Large language models (LLMs) have shown promise in clinical diagnosis but remain limited by unreliable report generation, weak evidence grounding, and opaque reasoning. We propose MedCollab, an IBIS-guided multi-agent framework for full-cycle clinical diagnosis and diagnostic report generation. Mimicking hospital consultation, MedCollab dynamically recruits specialist and exam agents from patient records.
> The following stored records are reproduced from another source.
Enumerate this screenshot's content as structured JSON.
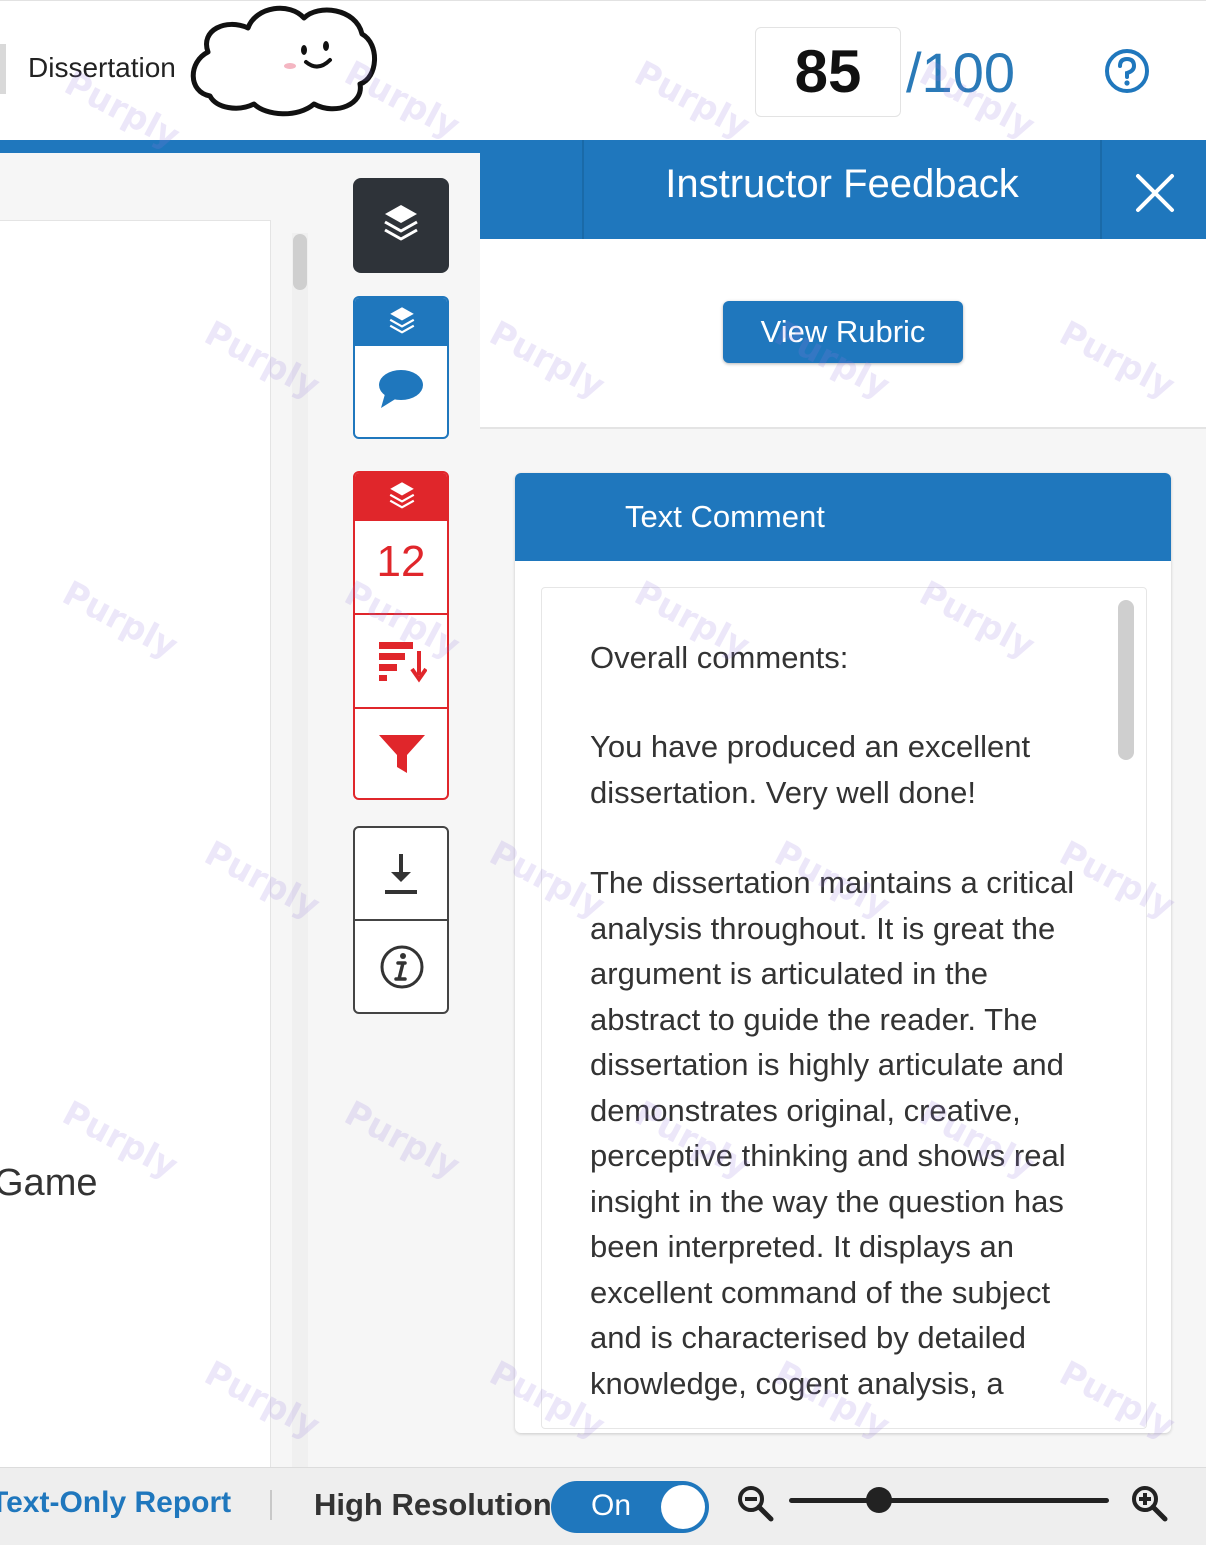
{
  "header": {
    "doc_title": "Dissertation",
    "score": "85",
    "score_max": "/100"
  },
  "document": {
    "visible_text": "Game"
  },
  "tools": {
    "red_count": "12"
  },
  "feedback": {
    "title": "Instructor Feedback",
    "view_rubric_label": "View Rubric",
    "text_comment_title": "Text Comment",
    "overall_heading": "Overall comments:",
    "paragraph1": "You have produced an excellent dissertation. Very well done!",
    "paragraph2": "The dissertation maintains a critical analysis throughout. It is great the argument is articulated in the abstract to guide the reader. The dissertation is highly articulate and demonstrates original, creative, perceptive thinking and shows real insight in the way the question has been interpreted. It displays an excellent command of the subject and is characterised by detailed knowledge, cogent analysis, a"
  },
  "footer": {
    "text_only_report": "Text-Only Report",
    "high_resolution_label": "High Resolution",
    "toggle_state": "On",
    "zoom_level_fraction": 0.28
  },
  "watermark": "Purply",
  "colors": {
    "accent_blue": "#1f77bd",
    "alert_red": "#e0262b",
    "dark_tool": "#2e3339"
  }
}
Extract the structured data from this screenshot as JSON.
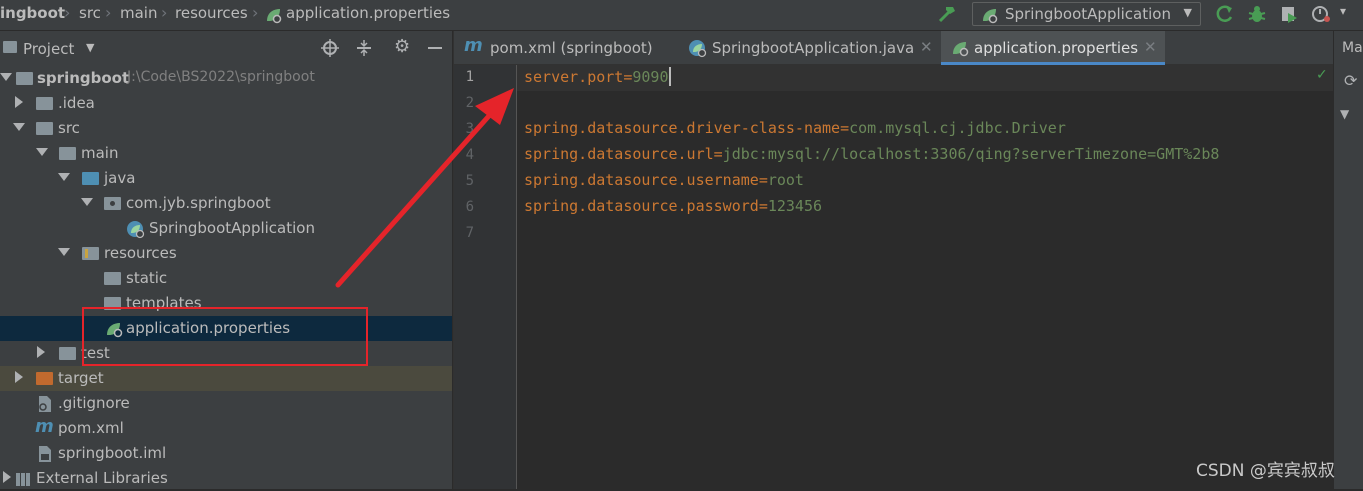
{
  "breadcrumb": [
    "ingboot",
    "src",
    "main",
    "resources",
    "application.properties"
  ],
  "toolbar": {
    "run_config": "SpringbootApplication",
    "icons": [
      "hammer-icon",
      "rerun-icon",
      "debug-icon",
      "coverage-icon",
      "profiler-icon"
    ]
  },
  "project": {
    "title": "Project",
    "tree": [
      {
        "label": "springboot",
        "hint": "J:\\Code\\BS2022\\springboot"
      },
      {
        "label": ".idea"
      },
      {
        "label": "src"
      },
      {
        "label": "main"
      },
      {
        "label": "java"
      },
      {
        "label": "com.jyb.springboot"
      },
      {
        "label": "SpringbootApplication"
      },
      {
        "label": "resources"
      },
      {
        "label": "static"
      },
      {
        "label": "templates"
      },
      {
        "label": "application.properties"
      },
      {
        "label": "test"
      },
      {
        "label": "target"
      },
      {
        "label": ".gitignore"
      },
      {
        "label": "pom.xml"
      },
      {
        "label": "springboot.iml"
      },
      {
        "label": "External Libraries"
      }
    ]
  },
  "editor": {
    "tabs": [
      {
        "label": "pom.xml (springboot)"
      },
      {
        "label": "SpringbootApplication.java"
      },
      {
        "label": "application.properties"
      }
    ],
    "line_numbers": [
      "1",
      "2",
      "3",
      "4",
      "5",
      "6",
      "7"
    ],
    "lines": [
      {
        "key": "server.port",
        "eq": "=",
        "val": "9090"
      },
      {
        "key": "",
        "eq": "",
        "val": ""
      },
      {
        "key": "spring.datasource.driver-class-name",
        "eq": "=",
        "val": "com.mysql.cj.jdbc.Driver"
      },
      {
        "key": "spring.datasource.url",
        "eq": "=",
        "val": "jdbc:mysql://localhost:3306/qing?serverTimezone=GMT%2b8"
      },
      {
        "key": "spring.datasource.username",
        "eq": "=",
        "val": "root"
      },
      {
        "key": "spring.datasource.password",
        "eq": "=",
        "val": "123456"
      },
      {
        "key": "",
        "eq": "",
        "val": ""
      }
    ]
  },
  "right_panel": {
    "label": "Ma"
  },
  "watermark": "CSDN @宾宾叔叔",
  "colors": {
    "annotation": "#e5242a",
    "selection": "#0d293e",
    "keyword": "#cc7832",
    "string": "#6a8759"
  }
}
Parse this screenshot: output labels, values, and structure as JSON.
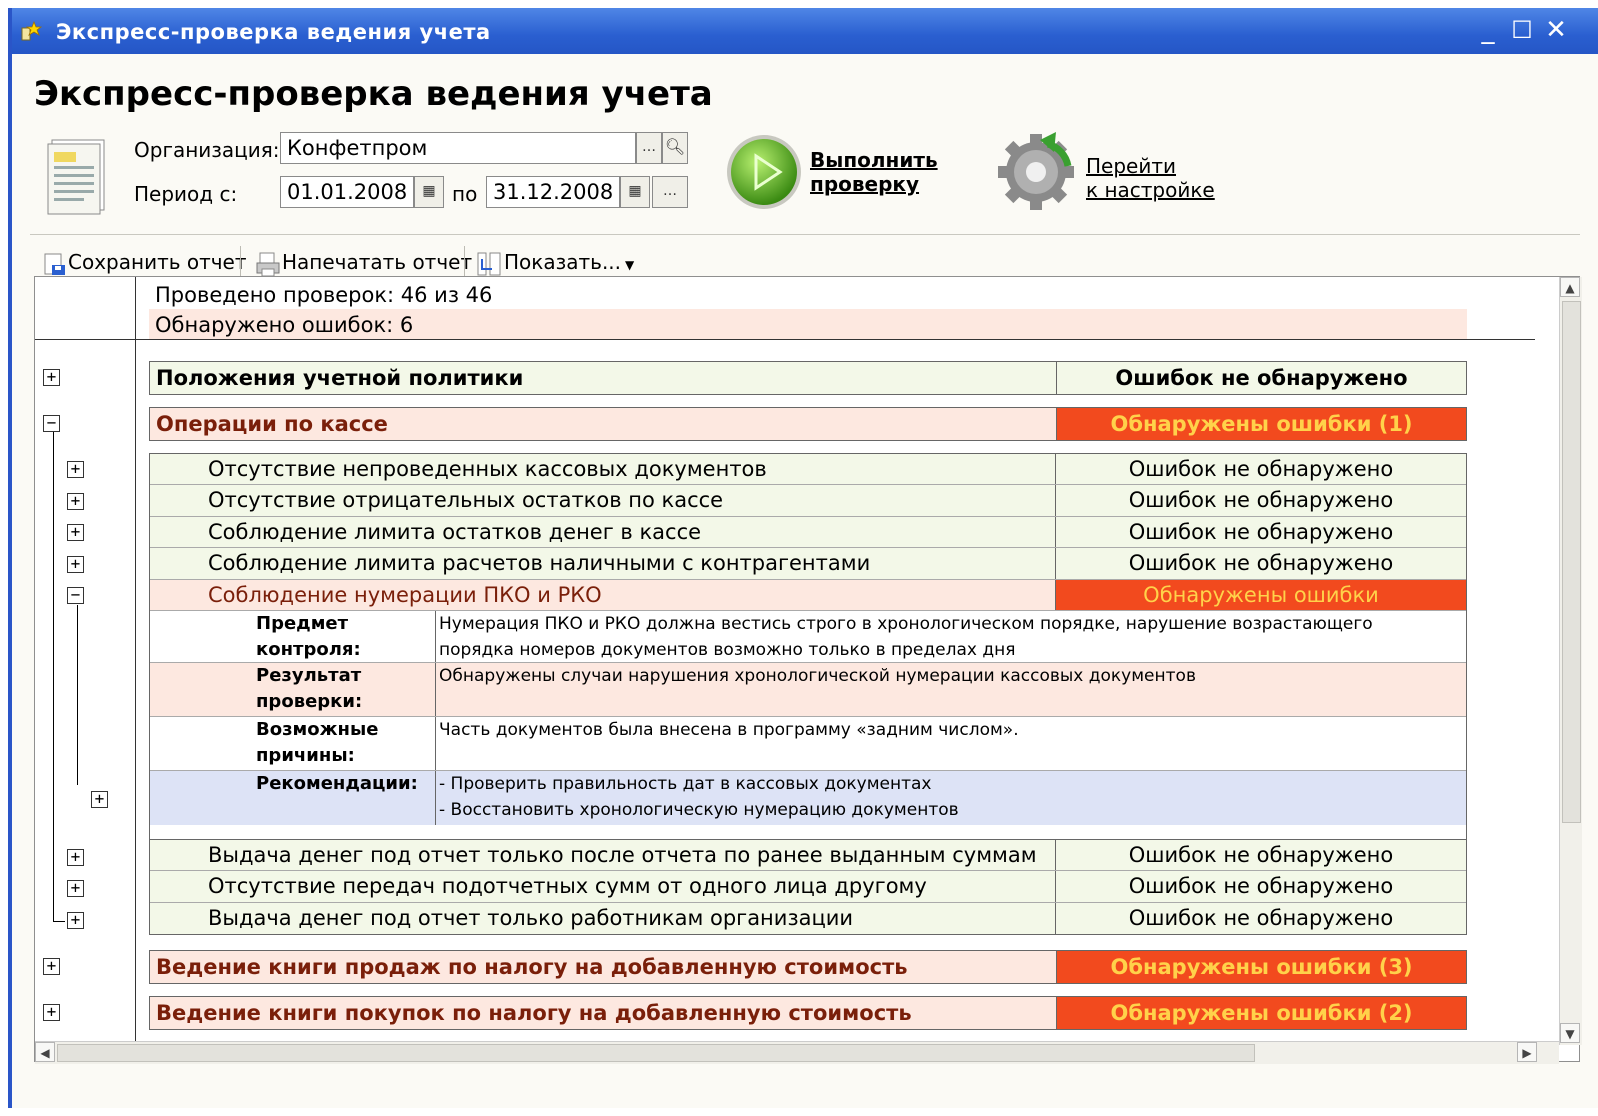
{
  "window": {
    "title": "Экспресс-проверка ведения учета"
  },
  "page": {
    "title": "Экспресс-проверка ведения учета"
  },
  "form": {
    "org_label": "Организация:",
    "org_value": "Конфетпром",
    "period_label": "Период с:",
    "date_from": "01.01.2008",
    "to_label": "по",
    "date_to": "31.12.2008"
  },
  "actions": {
    "run_line1": "Выполнить",
    "run_line2": "проверку",
    "settings_line1": "Перейти",
    "settings_line2": "к настройке"
  },
  "toolbar": {
    "save": "Сохранить отчет",
    "print": "Напечатать отчет",
    "show": "Показать..."
  },
  "summary": {
    "checks": "Проведено проверок: 46 из 46",
    "errors": "Обнаружено ошибок: 6"
  },
  "groups": [
    {
      "title": "Положения учетной политики",
      "status": "Ошибок не обнаружено"
    },
    {
      "title": "Операции по кассе",
      "status": "Обнаружены ошибки (1)"
    },
    {
      "title": "Ведение книги продаж по налогу на добавленную стоимость",
      "status": "Обнаружены ошибки (3)"
    },
    {
      "title": "Ведение книги покупок по налогу на добавленную стоимость",
      "status": "Обнаружены ошибки (2)"
    }
  ],
  "cash_items": [
    {
      "title": "Отсутствие непроведенных кассовых документов",
      "status": "Ошибок не обнаружено"
    },
    {
      "title": "Отсутствие отрицательных остатков по кассе",
      "status": "Ошибок не обнаружено"
    },
    {
      "title": "Соблюдение лимита остатков денег в кассе",
      "status": "Ошибок не обнаружено"
    },
    {
      "title": "Соблюдение лимита расчетов наличными с контрагентами",
      "status": "Ошибок не обнаружено"
    },
    {
      "title": "Соблюдение нумерации ПКО и РКО",
      "status": "Обнаружены ошибки"
    },
    {
      "title": "Выдача денег под отчет только после отчета по ранее выданным суммам",
      "status": "Ошибок не обнаружено"
    },
    {
      "title": "Отсутствие передач подотчетных сумм от одного лица другому",
      "status": "Ошибок не обнаружено"
    },
    {
      "title": "Выдача денег под отчет только работникам организации",
      "status": "Ошибок не обнаружено"
    }
  ],
  "details": {
    "subject_key_1": "Предмет",
    "subject_key_2": "контроля:",
    "subject_val_1": "Нумерация ПКО и РКО должна вестись строго в хронологическом порядке, нарушение возрастающего",
    "subject_val_2": "порядка номеров документов возможно только в пределах дня",
    "result_key_1": "Результат",
    "result_key_2": "проверки:",
    "result_val": "Обнаружены случаи нарушения хронологической нумерации кассовых документов",
    "causes_key_1": "Возможные",
    "causes_key_2": "причины:",
    "causes_val": "Часть документов была внесена в программу «задним числом».",
    "rec_key": "Рекомендации:",
    "rec_val_1": "- Проверить правильность дат в кассовых документах",
    "rec_val_2": "- Восстановить хронологическую нумерацию документов"
  },
  "colors": {
    "ok_bg": "#f3f8e8",
    "err_row_bg": "#fde8e0",
    "err_status_bg": "#f24a1e",
    "err_text": "#7a1f0a",
    "err_status_text": "#ffd24a",
    "rec_bg": "#dde3f6"
  }
}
Each diagnostic hypothesis is structured through the Issue-Based Information System (IBIS) into evidence-linked arguments, improving traceability and auditability. MedCollab further constructs Hierarchical Disease Relation Chains (HDRC) to organize accepted hypotheses into clinically meaningful pathological and comorbidity relations. A verifier-guided consensus module audits reasoning quality, detects contradictions, and updates agent weights over multiple rounds. Experiments on ClinicalBench and MIMIC-IV show that MedCollab outperforms strong LLM and medical multi-agent baselines in diagnostic accuracy, department routing, evidence consistency, and report quality. These results demonstrate that structured argumentation and disease-relation modeling can improve the reliability, transparency, and clinical coherence of LLM-based diagnosis.
翻译:[translated abstract in Chinese]
大语言模型(LLMs)在临床诊断领域展现出潜力,但仍受限于不可靠的报告生成、薄弱的证据支撑以及不透明的推理过程。我们提出MedCollab,一个基于IBIS引导的多智能体框架,用于全周期临床诊断与诊断报告生成。通过模拟医院会诊流程,MedCollab根据患者病史动态招募专科医生与检验检测智能体。每个诊断假设均通过基于议题的信息系统(IBIS)结构化为关联证据的论点,从而提高可追溯性与可审计性。MedCollab进一步构建层级疾病关系链(HDRC),将已采纳的假设组织成具有临床意义的病理与共病关系体系。一个验证器引导的共识模块对推理质量进行审计,检测矛盾并跨多轮更新智能体权重。在ClinicalBench与MIMIC-IV上的实验表明,MedCollab在诊断准确性、科室分诊、证据一致性及报告质量方面均优于强大LLM及医学多智能体基线模型。这些结果表明,结构化论证与疾病关系建模可提升基于LLM的诊断系统的可靠性、透明度与临床连贯性。